Personal information
- Born: 1 December 1957 (age 68) Schutterwald-Langhurst, West Germany
- Height: 1.84 m (6 ft 0 in)

Youth career
- Team
- –: TuS Schutterwald

Senior clubs
- Years: Team
- –: TuS Schutterwald
- 0000-1988: TuS Hofweier
- 1987-1988: Racing Club Strasbourg
- 1988-1989: TuS Hofweier

National team
- Years: Team / Apps / (Gls)
- 1977-1984: West Germany / 71 / (117)

Medal record
Men's handball
Representing West Germany
Olympic Games
| Silver medal – second place | 1984 Los Angeles | Team |
World Championship
| Gold medal – first place | 1978 Denmark | Team |

= Arnulf Meffle =

German handball player (born 1957)

Arnulf Meffle (born 1 December 1957) is a former West German handball player who competed in the 1984 Summer Olympics.

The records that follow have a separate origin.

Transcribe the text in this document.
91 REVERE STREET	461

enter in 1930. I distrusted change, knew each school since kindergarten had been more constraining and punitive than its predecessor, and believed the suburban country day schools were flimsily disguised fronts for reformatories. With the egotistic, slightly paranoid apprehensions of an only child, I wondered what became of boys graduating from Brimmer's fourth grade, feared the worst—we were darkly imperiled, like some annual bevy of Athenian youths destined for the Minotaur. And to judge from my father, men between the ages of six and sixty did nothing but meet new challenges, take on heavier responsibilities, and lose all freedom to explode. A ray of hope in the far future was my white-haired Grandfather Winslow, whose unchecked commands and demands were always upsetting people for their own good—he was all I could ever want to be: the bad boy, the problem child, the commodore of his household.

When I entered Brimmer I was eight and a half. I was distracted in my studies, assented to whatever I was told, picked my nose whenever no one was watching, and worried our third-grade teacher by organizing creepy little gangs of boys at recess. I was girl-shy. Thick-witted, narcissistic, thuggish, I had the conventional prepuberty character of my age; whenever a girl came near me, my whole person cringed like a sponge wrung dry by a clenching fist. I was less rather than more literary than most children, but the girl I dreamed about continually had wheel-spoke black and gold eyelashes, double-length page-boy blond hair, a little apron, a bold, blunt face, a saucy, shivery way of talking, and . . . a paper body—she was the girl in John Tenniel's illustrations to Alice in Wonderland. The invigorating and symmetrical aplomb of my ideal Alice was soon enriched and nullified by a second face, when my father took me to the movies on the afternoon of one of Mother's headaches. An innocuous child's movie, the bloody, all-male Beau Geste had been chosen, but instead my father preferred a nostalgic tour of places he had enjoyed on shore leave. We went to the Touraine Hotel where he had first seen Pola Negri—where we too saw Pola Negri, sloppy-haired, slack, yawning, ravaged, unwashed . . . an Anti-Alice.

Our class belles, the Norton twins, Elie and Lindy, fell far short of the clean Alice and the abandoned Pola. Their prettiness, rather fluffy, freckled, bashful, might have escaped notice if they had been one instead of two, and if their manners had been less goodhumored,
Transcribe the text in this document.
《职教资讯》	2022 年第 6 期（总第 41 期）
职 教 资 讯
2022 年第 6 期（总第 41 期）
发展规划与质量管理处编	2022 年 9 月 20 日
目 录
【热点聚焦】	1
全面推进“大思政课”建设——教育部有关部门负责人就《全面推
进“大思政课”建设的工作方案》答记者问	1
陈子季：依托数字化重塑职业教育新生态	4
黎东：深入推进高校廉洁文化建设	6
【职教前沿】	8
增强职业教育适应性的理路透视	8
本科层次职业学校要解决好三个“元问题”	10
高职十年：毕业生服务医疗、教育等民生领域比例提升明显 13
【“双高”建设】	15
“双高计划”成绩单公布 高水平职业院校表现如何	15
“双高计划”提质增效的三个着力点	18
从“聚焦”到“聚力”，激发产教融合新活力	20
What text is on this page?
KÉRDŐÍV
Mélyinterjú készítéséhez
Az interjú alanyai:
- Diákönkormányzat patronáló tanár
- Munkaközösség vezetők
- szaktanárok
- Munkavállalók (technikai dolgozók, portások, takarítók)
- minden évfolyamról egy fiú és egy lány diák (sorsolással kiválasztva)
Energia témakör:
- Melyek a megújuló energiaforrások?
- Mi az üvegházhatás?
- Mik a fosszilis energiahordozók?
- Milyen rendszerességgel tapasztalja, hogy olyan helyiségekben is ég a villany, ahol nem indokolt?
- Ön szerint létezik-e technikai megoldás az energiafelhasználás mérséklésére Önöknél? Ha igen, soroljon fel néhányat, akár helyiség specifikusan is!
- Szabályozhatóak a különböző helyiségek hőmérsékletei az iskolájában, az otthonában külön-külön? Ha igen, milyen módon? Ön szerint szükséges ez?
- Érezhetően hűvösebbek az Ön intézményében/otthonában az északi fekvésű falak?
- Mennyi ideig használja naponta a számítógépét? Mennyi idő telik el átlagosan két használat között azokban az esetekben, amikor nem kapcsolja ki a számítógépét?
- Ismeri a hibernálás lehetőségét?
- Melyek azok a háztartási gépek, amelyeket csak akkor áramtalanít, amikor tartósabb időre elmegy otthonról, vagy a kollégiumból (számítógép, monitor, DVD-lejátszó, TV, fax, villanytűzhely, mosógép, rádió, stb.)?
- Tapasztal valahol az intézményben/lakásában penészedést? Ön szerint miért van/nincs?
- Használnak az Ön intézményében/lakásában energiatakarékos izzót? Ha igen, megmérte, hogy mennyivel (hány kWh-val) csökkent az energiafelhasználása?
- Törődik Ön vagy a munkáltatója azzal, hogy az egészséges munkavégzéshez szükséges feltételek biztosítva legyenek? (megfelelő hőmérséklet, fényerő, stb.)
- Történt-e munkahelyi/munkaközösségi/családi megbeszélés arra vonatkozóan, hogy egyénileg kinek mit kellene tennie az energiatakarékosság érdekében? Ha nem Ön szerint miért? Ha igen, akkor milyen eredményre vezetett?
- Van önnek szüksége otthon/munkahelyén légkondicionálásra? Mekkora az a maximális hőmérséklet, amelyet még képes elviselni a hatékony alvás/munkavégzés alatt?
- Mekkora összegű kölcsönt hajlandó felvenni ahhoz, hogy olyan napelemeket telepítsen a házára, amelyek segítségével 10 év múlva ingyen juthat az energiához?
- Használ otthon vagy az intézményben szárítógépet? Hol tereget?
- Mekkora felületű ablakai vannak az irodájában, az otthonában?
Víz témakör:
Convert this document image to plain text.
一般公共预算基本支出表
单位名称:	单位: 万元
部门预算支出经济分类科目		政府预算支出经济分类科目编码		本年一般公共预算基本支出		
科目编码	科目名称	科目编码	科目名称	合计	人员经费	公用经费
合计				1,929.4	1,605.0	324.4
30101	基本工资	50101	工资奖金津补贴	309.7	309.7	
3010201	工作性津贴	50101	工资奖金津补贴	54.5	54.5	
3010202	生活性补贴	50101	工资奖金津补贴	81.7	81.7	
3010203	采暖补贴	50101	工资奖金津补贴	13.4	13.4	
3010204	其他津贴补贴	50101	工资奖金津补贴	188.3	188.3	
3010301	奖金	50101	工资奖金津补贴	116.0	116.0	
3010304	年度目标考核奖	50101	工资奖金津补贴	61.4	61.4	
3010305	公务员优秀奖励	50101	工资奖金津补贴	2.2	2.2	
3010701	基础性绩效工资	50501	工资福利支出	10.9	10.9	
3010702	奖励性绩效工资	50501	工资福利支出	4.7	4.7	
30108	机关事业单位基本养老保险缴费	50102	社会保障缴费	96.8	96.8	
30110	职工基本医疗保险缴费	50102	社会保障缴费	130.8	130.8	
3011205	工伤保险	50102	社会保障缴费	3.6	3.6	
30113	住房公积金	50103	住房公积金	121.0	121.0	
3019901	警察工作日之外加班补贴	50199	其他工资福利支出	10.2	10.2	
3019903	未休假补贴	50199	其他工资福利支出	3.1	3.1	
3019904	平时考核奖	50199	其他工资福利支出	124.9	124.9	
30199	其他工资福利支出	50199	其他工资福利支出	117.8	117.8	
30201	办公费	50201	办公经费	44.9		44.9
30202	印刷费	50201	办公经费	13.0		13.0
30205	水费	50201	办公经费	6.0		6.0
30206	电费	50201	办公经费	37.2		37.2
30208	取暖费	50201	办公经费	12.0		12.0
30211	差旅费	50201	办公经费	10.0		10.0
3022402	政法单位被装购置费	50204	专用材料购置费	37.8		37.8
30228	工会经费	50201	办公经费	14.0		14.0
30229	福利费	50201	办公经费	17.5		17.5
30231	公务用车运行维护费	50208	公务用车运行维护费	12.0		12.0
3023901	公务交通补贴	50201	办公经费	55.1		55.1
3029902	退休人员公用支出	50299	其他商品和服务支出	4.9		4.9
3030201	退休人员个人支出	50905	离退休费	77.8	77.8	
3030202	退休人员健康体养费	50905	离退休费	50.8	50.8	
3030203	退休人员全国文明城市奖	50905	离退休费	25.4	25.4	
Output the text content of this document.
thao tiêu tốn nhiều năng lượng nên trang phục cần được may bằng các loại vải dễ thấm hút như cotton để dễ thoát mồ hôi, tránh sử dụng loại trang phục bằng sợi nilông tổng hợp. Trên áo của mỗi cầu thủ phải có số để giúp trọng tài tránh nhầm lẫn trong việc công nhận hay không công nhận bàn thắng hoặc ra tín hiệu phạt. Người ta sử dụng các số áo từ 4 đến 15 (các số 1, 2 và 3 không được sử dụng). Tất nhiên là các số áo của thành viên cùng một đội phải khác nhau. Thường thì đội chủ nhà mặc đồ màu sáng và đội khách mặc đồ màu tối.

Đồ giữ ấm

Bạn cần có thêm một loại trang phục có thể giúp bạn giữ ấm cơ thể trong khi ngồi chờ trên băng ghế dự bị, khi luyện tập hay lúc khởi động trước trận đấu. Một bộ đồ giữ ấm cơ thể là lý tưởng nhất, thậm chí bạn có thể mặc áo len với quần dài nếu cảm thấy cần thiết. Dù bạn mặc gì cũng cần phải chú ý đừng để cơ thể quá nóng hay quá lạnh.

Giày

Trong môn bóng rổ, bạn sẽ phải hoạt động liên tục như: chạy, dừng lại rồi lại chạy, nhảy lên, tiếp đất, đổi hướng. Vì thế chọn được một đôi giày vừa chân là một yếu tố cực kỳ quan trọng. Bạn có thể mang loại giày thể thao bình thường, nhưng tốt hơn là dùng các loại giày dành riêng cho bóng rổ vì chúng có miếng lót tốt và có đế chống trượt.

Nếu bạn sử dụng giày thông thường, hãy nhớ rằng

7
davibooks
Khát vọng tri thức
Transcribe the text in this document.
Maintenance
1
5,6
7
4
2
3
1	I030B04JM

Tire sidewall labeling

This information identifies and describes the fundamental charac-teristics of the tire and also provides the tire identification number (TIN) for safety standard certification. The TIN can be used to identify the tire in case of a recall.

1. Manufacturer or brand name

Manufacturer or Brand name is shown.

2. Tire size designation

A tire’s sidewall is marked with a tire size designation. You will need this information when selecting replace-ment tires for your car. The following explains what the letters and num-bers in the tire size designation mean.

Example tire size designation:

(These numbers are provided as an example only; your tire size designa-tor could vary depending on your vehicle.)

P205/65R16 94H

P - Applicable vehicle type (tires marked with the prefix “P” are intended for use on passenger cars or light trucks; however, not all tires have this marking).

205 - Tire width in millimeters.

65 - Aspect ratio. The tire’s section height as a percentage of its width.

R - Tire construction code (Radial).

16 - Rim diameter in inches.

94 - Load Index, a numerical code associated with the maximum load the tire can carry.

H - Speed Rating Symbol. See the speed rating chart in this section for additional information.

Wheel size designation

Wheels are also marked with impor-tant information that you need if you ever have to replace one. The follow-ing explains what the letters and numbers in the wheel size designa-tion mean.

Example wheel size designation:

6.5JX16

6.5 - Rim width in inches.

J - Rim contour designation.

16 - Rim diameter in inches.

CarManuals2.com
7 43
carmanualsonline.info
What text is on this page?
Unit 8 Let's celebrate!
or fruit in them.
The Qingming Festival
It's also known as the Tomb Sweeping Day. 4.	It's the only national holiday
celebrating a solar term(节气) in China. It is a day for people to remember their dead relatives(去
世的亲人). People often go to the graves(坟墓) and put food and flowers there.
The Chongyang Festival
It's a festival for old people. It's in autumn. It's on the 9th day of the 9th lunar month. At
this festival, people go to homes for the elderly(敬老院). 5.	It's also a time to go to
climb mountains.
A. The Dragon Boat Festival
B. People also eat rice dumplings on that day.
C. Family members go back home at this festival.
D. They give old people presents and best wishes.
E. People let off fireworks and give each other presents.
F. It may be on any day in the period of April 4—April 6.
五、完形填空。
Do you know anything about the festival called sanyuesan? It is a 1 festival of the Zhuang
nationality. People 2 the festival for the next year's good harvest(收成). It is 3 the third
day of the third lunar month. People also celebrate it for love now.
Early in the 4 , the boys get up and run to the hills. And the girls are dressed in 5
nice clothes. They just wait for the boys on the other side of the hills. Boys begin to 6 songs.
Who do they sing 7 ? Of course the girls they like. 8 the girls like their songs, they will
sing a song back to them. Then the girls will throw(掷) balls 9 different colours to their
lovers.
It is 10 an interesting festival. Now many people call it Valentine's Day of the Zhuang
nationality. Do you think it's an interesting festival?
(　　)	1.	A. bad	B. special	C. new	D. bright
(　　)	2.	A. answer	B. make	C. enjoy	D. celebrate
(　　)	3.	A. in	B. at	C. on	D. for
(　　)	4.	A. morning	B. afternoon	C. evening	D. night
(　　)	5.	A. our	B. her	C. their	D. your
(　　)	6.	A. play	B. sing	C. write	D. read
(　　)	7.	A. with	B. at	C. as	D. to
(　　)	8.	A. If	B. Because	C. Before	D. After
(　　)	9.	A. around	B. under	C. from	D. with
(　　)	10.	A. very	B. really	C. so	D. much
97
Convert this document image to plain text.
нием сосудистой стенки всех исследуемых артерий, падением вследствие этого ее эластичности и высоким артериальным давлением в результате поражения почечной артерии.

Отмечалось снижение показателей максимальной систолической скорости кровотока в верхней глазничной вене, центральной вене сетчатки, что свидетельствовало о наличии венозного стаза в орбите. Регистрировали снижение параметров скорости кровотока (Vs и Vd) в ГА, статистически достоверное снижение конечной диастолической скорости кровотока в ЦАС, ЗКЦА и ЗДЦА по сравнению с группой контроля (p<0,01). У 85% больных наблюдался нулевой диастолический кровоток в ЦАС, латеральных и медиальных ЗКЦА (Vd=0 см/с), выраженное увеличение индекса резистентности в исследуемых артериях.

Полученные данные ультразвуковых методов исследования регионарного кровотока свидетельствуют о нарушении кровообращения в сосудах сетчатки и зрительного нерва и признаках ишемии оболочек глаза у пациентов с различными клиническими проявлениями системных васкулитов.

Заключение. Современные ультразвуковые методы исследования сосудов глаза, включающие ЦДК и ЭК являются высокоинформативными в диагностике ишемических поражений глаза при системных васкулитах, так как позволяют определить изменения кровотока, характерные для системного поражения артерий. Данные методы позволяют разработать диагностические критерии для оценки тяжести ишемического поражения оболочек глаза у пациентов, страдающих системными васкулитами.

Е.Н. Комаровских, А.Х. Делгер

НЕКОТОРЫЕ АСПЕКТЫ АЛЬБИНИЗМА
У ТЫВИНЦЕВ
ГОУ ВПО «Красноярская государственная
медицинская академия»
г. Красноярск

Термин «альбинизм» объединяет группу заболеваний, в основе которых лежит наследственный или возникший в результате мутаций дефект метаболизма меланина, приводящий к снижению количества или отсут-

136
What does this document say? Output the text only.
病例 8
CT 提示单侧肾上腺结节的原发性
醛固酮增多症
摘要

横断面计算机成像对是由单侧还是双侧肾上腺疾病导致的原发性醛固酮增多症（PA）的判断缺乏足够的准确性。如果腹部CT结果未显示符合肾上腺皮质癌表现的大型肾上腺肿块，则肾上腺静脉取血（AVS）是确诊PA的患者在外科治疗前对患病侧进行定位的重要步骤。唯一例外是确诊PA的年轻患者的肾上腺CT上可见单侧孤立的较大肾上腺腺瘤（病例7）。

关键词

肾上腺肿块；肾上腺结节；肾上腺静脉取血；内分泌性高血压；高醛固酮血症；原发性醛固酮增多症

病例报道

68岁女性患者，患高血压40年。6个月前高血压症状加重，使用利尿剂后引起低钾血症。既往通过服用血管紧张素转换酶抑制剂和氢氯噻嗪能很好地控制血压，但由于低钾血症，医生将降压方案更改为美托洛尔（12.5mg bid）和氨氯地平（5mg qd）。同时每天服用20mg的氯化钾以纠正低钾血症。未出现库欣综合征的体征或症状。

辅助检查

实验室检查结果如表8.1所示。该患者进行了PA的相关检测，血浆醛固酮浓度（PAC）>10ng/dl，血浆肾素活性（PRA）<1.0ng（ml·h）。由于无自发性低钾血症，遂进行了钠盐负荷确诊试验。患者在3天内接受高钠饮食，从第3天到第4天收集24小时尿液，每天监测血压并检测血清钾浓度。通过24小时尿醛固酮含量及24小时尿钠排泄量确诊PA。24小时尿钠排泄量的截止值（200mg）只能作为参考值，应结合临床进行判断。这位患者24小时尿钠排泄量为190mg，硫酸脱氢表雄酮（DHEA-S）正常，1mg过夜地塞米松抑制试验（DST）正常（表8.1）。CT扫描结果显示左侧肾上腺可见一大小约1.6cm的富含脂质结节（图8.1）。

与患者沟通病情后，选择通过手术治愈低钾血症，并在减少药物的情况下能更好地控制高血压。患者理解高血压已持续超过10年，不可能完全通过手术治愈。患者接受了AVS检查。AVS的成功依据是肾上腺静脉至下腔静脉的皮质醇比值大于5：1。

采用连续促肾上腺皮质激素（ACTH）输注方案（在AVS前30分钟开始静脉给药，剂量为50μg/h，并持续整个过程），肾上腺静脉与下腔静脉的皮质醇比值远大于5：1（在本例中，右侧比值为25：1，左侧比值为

He was a member of the West German handball team which won the silver medal. He played all six matches and scored fourteen goals.

He also represented Germany at the 1978 World Men's Handball Championship, where Germany won gold medals.

He joined Racing Club Strasbourg in 1987 as only the second German expatriate professional handball player ever, behind Erhard Wunderlich.